In the meantime, I suppose I should gird my loins – however one girds one’s loins: I never quite understood what that meant – and get started on writing something on Ibsen’s The Master Builder. These late plays of Ibsen are, after all, more or less permanent fixtures of my mind, so I might as well examine them more thoroughly, if only to try to understand why they mean so much to me.

10 responses to this post.

  1. Similar to a post I wrote to a friend yesterday in an email. I keep returning to that master psychologist, Shakespeare, and finding different things in his works at (my) different ages.

    Reply

  2. Posted by martin johnson on April 2, 2019 at 6:21 pm

    Interesting! I was a huge admirer of Scott Fitzgerald as a young man. Recently re-reading Tender Is The Night, I found it overblown, pretentious and superficial. On the other hand, re-reading The Tin Man with the same literary group, I loved it as much as when I first read it fifty years ago.

    Reply

  3. I’ve never quite worked out how our love of some works of art stays, and we outgrow others. But it happens to me too – certain authors I would never go back to and others I’d take to the grave!

    Reply

  4. Posted by Janet on April 2, 2019 at 11:06 pm

    Well, Hamadri, after you’ve escorted us through the Ibsen woods I wish you would take up the James thicket. I like his short stories but Wings of the Dove just made me want to murder people. I feel I need a proper introduction and a trustworthy guide. You know, I stumbled into your blog looking for insight into Ulysses. I found nothing useful anywhere else, so ruminate away. It’s good for the world.

    Reply

    • Thanks for that, Janet, but I think it best only to post about what I think I understand adequately. I can only hope that I understand the late James novels adequately this time round: otherwise, all I can put up is, I’m afraid, a record of my incomprehension! 😀

      Reply

  5. I adored James’s The Wings of the Dove but the his greatest is surely The Golden Bowl. The former is a relatively easy read with plenty of action: the convoluted latter is all in the mind!

    Reply

    • Posted by alokranj on April 3, 2019 at 8:31 am

      Wings of the Dove easy? Must be coming from a hard core fan! 😉 I gave up after 300 pages thoroughly exhausted, though I do acknowledge the artistry and the brilliance of the work.

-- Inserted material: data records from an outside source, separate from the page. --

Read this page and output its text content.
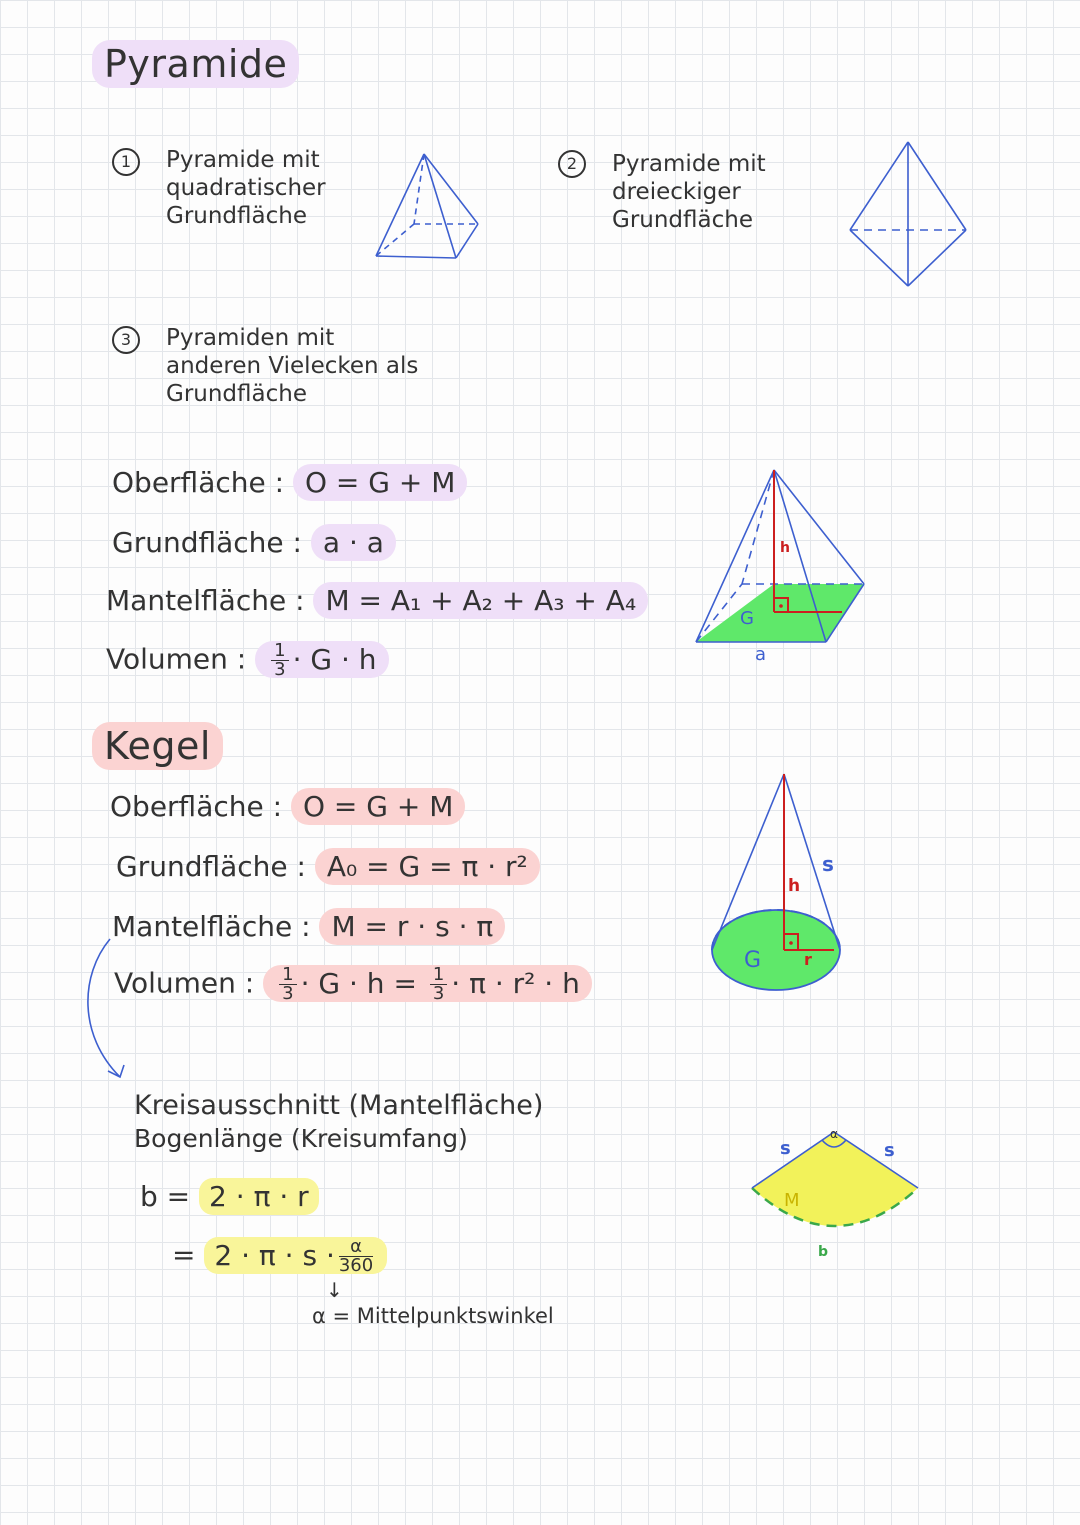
Pyramide
1	Pyramide mit quadratischer Grundfläche
2	Pyramide mit dreieckiger Grundfläche
3	Pyramiden mit anderen Vielecken als Grundfläche
Oberfläche : O = G + M
Grundfläche : a · a
Mantelfläche : M = A₁ + A₂ + A₃ + A₄
Volumen : $\frac{1}{3} \cdot G \cdot h$
h
G
a
Kegel
Oberfläche : O = G + M
Grundfläche : A₀ = G = π · r²
Mantelfläche : M = r · s · π
Volumen : $\frac{1}{3} \cdot G \cdot h = \frac{1}{3} \cdot \pi \cdot r^2 \cdot h$
h
s
G	r
Kreisausschnitt (Mantelfläche)
Bogenlänge (Kreisumfang)
b = 2 · π · r
= $2 \cdot \pi \cdot s \cdot \frac{\alpha}{360}$
↓
α = Mittelpunktswinkel
s	s
α
M
b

      I would love a guide to James’s late work too. Your post on Portrait of a Lady was eye-opening and one of the best essays on the novel I have read.

      Reply

      • As for the late novels of Henry James, I found “The Ambassadors” rather heavy-going but “The Awkward Age”, written a few years earlier, is near impenetrable.

        For a thoroughly enjoyable read, I recommend the much shorter “What Maisie Knew”.

      • “The Awkward Age” is one James novel I could not make to the end. James, having greatly admired Ibsen, tried his hand at writing plays, but flopped badly. I have not tried his play, but I think “The Awkward Age” gives an indication as to why he failed, as this novel – or, at least, the opening chapters of this novel – is narrated almost purely in terms of dialogue. Without the narrative voice, it just didn’t seem to work. Not for me, at any rate, but I probably need to give it another try.

        I’m not sure “late Janes” and “easy” go together, but yes, “The Golden Bowl” I found even more obscure than the others. But it’s a challenge I’d like to take up again. Maybe the ambition of writing something coherent about it afterwards may focus my mind a bit!

  6. Posted by alokranj on April 3, 2019 at 8:34 am

    and great job on that short summary of Zola’s artistic achievement. I love him precisely because of whatever you outlined.